Runoff could bring big changes in economy
CAPILLA DEL SENOR, (AP) -- In attempts to attract independent voters, the two candidates in today's runoff election have tailored their messages to the centre. But in essence they represent starkly different economic visions.
Daniel Scioli, the governor of sprawling Buenos Aires province who is backed by the outgoing president, presents himself as the continuation of the majority of the current administration's policies, with small tweaks where needed.
Mauricio Macri, the opposition mayor of Buenos Aires, wants to liberalise the economy, from lifting the currency restrictions to scrapping many export and import taxes.
Marcelo Cervigni watches a huge tractor planting soybeans on his farm while flipping through smart phone photos of neighbouring canola fields pummelled by a hail storm the night before.
The damage will cost him about US$80,000, a painful blow from nature but one he says is minor compared to the taxes and export restrictions put on farmers by outgoing President Cristina Fernandez. He hopes they will be lifted by the new president being elected today.
"It's not good to be in a business where profits are getting closer to zero," said Cervigni, a fourth-generation farmer.

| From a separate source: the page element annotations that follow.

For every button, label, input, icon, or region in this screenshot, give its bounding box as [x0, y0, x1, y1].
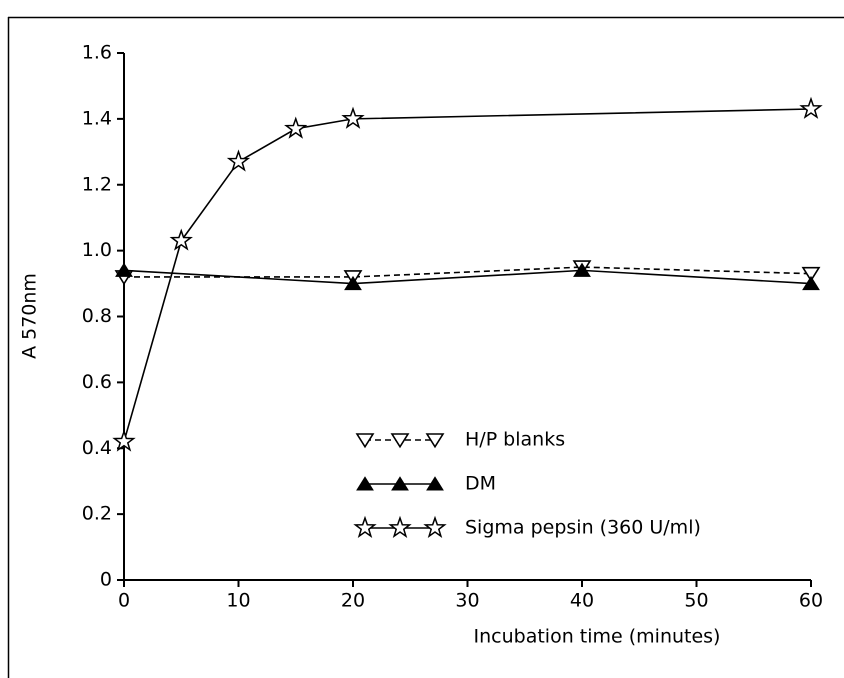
y-tick-label: 1.4 [82, 107, 112, 129]
y-axis-label: A 570nm [19, 273, 41, 359]
x-tick-label: 0 [118, 590, 130, 612]
x-tick-label: 40 [570, 590, 594, 612]
x-tick-label: 10 [226, 590, 250, 612]
y-tick-label: 0.8 [82, 305, 112, 327]
legend-marker [391, 476, 409, 491]
legend-marker [423, 515, 447, 538]
legend-marker [353, 515, 377, 538]
frame [7, 16, 844, 678]
series-line [123, 108, 812, 442]
legend-marker [425, 433, 445, 449]
marker [169, 228, 193, 251]
y-tick-label: 0.4 [82, 437, 112, 459]
x-tick-label: 20 [341, 590, 365, 612]
y-tick-label: 1.2 [82, 173, 112, 195]
y-tick-label: 0.6 [82, 371, 112, 393]
marker [344, 275, 362, 291]
axes [123, 53, 811, 581]
x-tick-label: 30 [455, 590, 479, 612]
legend-label: Sigma pepsin (360 U/ml) [465, 517, 701, 539]
y-tick-label: 0.2 [82, 503, 112, 525]
x-tick-label: 50 [684, 590, 708, 612]
legend-label: H/P blanks [465, 429, 565, 451]
series-line [123, 269, 812, 285]
y-tick-label: 1.0 [82, 239, 112, 261]
legend-marker [426, 476, 444, 491]
legend-marker [388, 515, 412, 538]
legend-marker [390, 433, 410, 449]
marker [284, 116, 308, 139]
series-line [124, 266, 812, 278]
legend-label: DM [465, 473, 496, 495]
x-axis-label: Incubation time (minutes) [474, 626, 721, 648]
marker [573, 262, 591, 277]
y-tick-label: 1.6 [82, 42, 112, 64]
y-tick-label: 0 [100, 569, 112, 591]
marker [341, 106, 365, 129]
legend-marker [355, 433, 375, 449]
marker [801, 266, 821, 282]
marker [115, 262, 133, 277]
marker [112, 429, 136, 452]
legend-marker [356, 476, 374, 491]
marker [802, 275, 820, 291]
marker [226, 149, 251, 172]
x-tick-label: 60 [799, 590, 823, 612]
marker [799, 96, 823, 119]
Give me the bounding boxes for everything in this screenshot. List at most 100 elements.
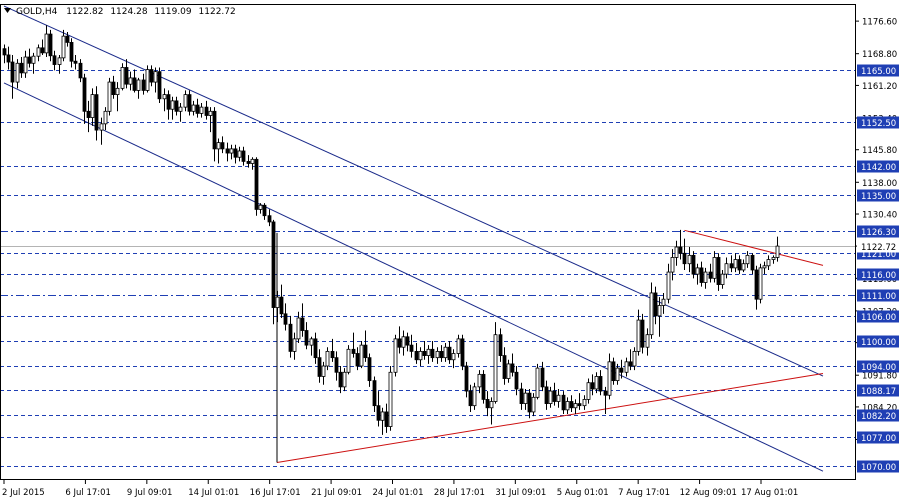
x-tick-label-11: 12 Aug 09:01 — [680, 488, 737, 498]
candle-body-6 — [27, 56, 32, 64]
candle-body-172 — [724, 263, 729, 275]
candle-body-35 — [149, 69, 154, 83]
candle-body-103 — [435, 350, 440, 359]
x-tick-label-0: 2 Jul 2015 — [2, 488, 45, 498]
svg-text:GOLD,H4 1122.82 11: GOLD,H4 1122.82 1124.28 1119.09 1122.72 — [16, 7, 236, 17]
candle-body-46 — [195, 104, 200, 114]
channel-line-0 — [3, 5, 824, 377]
candle-body-74 — [313, 338, 318, 359]
candle-body-157 — [661, 298, 666, 306]
candle-body-160 — [674, 246, 679, 258]
candle-body-95 — [401, 336, 406, 348]
candle-body-180 — [758, 267, 763, 300]
candle-body-110 — [464, 365, 469, 392]
candle-body-10 — [44, 33, 49, 54]
x-tick-label-5: 21 Jul 09:01 — [311, 488, 362, 498]
candle-body-136 — [573, 403, 578, 409]
candle-body-167 — [703, 271, 708, 283]
candle-body-25 — [107, 81, 112, 112]
candle-body-143 — [603, 390, 608, 396]
level-label-box-8 — [857, 310, 899, 323]
candle-body-66 — [279, 296, 284, 315]
level-label-box-1 — [857, 116, 899, 129]
candle-body-94 — [397, 338, 402, 348]
candle-body-162 — [682, 252, 687, 265]
candle-body-179 — [754, 269, 759, 300]
x-tick-label-1: 6 Jul 17:01 — [65, 488, 111, 498]
candle-body-174 — [733, 259, 738, 269]
level-label-box-7 — [857, 289, 899, 302]
candle-body-97 — [409, 344, 414, 352]
horizontal-levels — [0, 70, 855, 467]
candle-body-24 — [103, 110, 108, 125]
candle-body-81 — [342, 371, 347, 388]
symbol-label: GOLD,H4 — [16, 7, 58, 17]
candle-body-79 — [334, 357, 339, 373]
candle-body-105 — [443, 346, 448, 359]
level-labels: 1165.00 1152.50 1142.00 1135.00 1126.30 1121.… — [857, 64, 899, 473]
candle-body-52 — [220, 142, 225, 150]
x-tick-label-3: 14 Jul 01:01 — [188, 488, 239, 498]
candle-body-135 — [569, 401, 574, 409]
candle-body-19 — [82, 77, 87, 112]
candle-body-114 — [481, 373, 486, 400]
ohlc-close: 1122.72 — [199, 7, 236, 17]
candle-body-27 — [115, 87, 120, 96]
candle-body-90 — [380, 411, 385, 421]
candle-body-122 — [514, 371, 519, 390]
level-label-8: 1106.00 — [861, 313, 896, 323]
candle-body-80 — [338, 371, 343, 388]
candle-body-119 — [502, 355, 507, 379]
candle-body-42 — [178, 106, 183, 112]
ohlc-open: 1122.82 — [66, 7, 103, 17]
level-label-11: 1088.17 — [861, 387, 896, 397]
candle-body-128 — [540, 367, 545, 388]
candle-body-120 — [506, 363, 511, 379]
candle-body-102 — [430, 348, 435, 359]
candle-body-1 — [6, 54, 11, 63]
candle-body-13 — [57, 57, 62, 65]
candle-body-124 — [523, 392, 528, 404]
candle-body-96 — [405, 336, 410, 346]
candle-body-175 — [737, 259, 742, 271]
candle-body-20 — [86, 110, 91, 118]
candle-body-107 — [451, 353, 456, 361]
candle-body-14 — [61, 35, 66, 59]
x-tick-label-8: 31 Jul 09:01 — [495, 488, 546, 498]
candle-body-127 — [535, 367, 540, 398]
candle-body-55 — [233, 148, 238, 158]
level-label-0: 1165.00 — [861, 67, 896, 77]
candle-body-77 — [325, 350, 330, 367]
candle-body-142 — [598, 376, 603, 392]
candle-body-163 — [687, 254, 692, 265]
candle-body-173 — [729, 263, 734, 269]
candle-body-86 — [363, 344, 368, 359]
candle-body-75 — [317, 357, 322, 377]
candle-body-58 — [246, 161, 251, 164]
x-tick-label-6: 24 Jul 01:01 — [373, 488, 424, 498]
candle-body-23 — [99, 123, 104, 131]
chart-header: GOLD,H4 1122.82 1124.28 1119.09 1122.72 — [4, 7, 236, 17]
candle-body-57 — [241, 150, 246, 162]
x-tick-label-10: 7 Aug 17:01 — [618, 488, 670, 498]
candle-body-145 — [611, 361, 616, 382]
candle-body-11 — [48, 33, 53, 57]
candle-body-164 — [691, 254, 696, 275]
candle-body-144 — [607, 361, 612, 396]
candle-body-76 — [321, 365, 326, 377]
candle-body-181 — [762, 265, 767, 269]
level-label-14: 1070.00 — [861, 463, 896, 473]
candle-body-83 — [351, 348, 356, 354]
triangle-down-icon[interactable] — [4, 8, 11, 13]
level-label-box-13 — [857, 431, 899, 444]
candle-body-30 — [128, 77, 133, 85]
y-tick-label-0: 1176.60 — [862, 18, 897, 28]
x-tick-label-12: 17 Aug 01:01 — [741, 488, 798, 498]
candle-body-154 — [649, 292, 654, 336]
candle-body-156 — [657, 305, 662, 317]
level-label-box-2 — [857, 160, 899, 173]
x-tick-label-9: 5 Aug 01:01 — [557, 488, 609, 498]
candle-body-171 — [720, 273, 725, 285]
candle-body-32 — [136, 79, 141, 91]
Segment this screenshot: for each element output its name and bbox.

For sectors ranging from agricultural to banking, there is a lot at stake for Latin America's third-largest economy in today's runoff election.
Fernandez and her late husband Nestor Kirchner, who was president before her, unabashedly increased the role of the State. They spent heavily on programs for the poor while sharply increasing taxes and adding regulations aimed at keeping prices low at home for things like bread and bus rides.